The Bronte Society has purchased an "extraordinary" book written by one of the famed literary siblings at auction for just over £511,000.

The book, by a teenage Charlotte Bronte, went under the hammer at the Drouot auction house in Paris, fetching 600,000 euros (£511,885) plus auction costs.

Charlotte, the oldest of the three sisters, wrote this in 1830 - 17 years before she wrote her greatest work, Jane Eyre.

One of her "little books" was hand-written when she was 14 and five others are known to have survived.

One of Charlotte Bronte's book's which was hand-written.

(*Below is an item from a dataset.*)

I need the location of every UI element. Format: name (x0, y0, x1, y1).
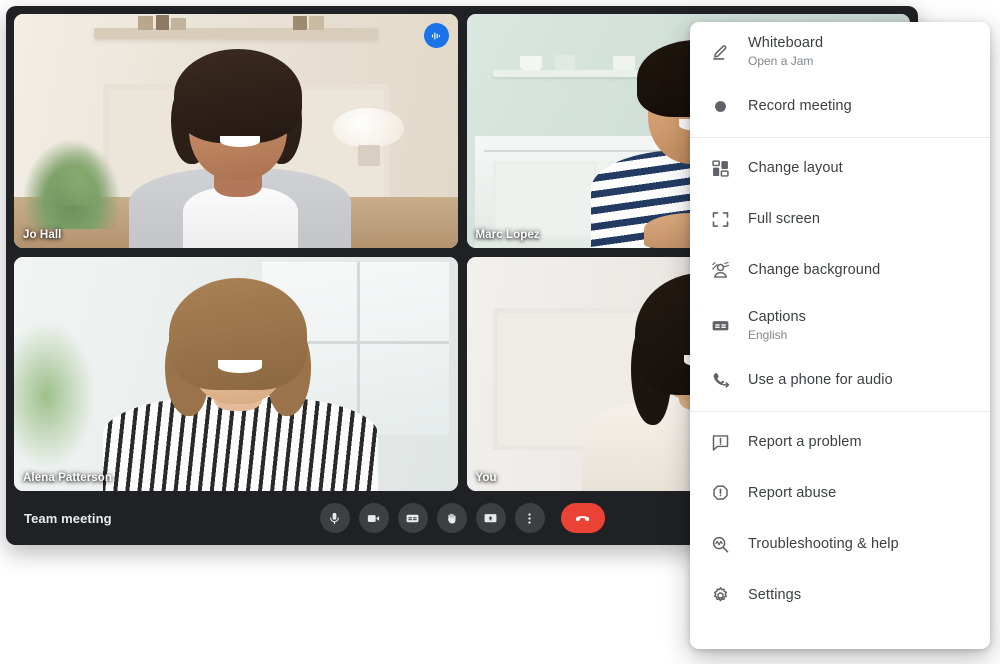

Credit: ITV News

But what the miniature manuscript lacks in size, it more than makes up for in historic importance.

Curator at the Brontë Parsonage Museum, Ann Dinsdale, said: "I think it tells us that the Bronte's are hugely popular and continue to inspire writers and artists today."

"The little books are among the most inspiring and iconic in the museum collection and also they chart the development of Charlotte as a writer," she added.

A curator at the Brontë Parsonage Museum said the books are iconic. Credit: ITV News

She added: "One of the stories is about a murderer who's haunted by their victims and maybe it's guilt but a tremendous fire ignites in his head which sets fire to his bed curtains and that is very reminiscent of that famous scene in Jane Eyre where Rochester's bed catches fire and is rescued by Jane."

The society's success - backed by its president, Dame Judi Dench - will see the book returned to the Bronte family home, now the Bronte Parsonage Museum, in Haworth, West Yorkshire.

Historian Kate Williams said: "It's so magical, this little book is a magical insight into Charlotte Bronte, and the genesis of a genius because she was just 14 and 17 years later she had published Jane Eyre."

Historian Kate Williams described the Bronte book as 'magical'. Credit: ITV News

Ms Williams added: "And in this little book, this tiny playbook we see the mind of a woman who would one day create one of the greatest, perhaps for some the greatest novel in English Literature."

The sale came after a four-week campaign and support from the National Heritage Memorial Fund, the John R Murray Charitable Trust and the Pilgrim Trust, among other organisations.

Titled The Young Men's Magazine, its existence came to light in 2011 when it was auctioned at Sotheby's, but the Bronte Parsonage Museum, which owns the other four books in the series, was outbid.

It had been in private hands since it left the Brontes' home in Haworth following Charlotte's death at the age of 38 in 1855.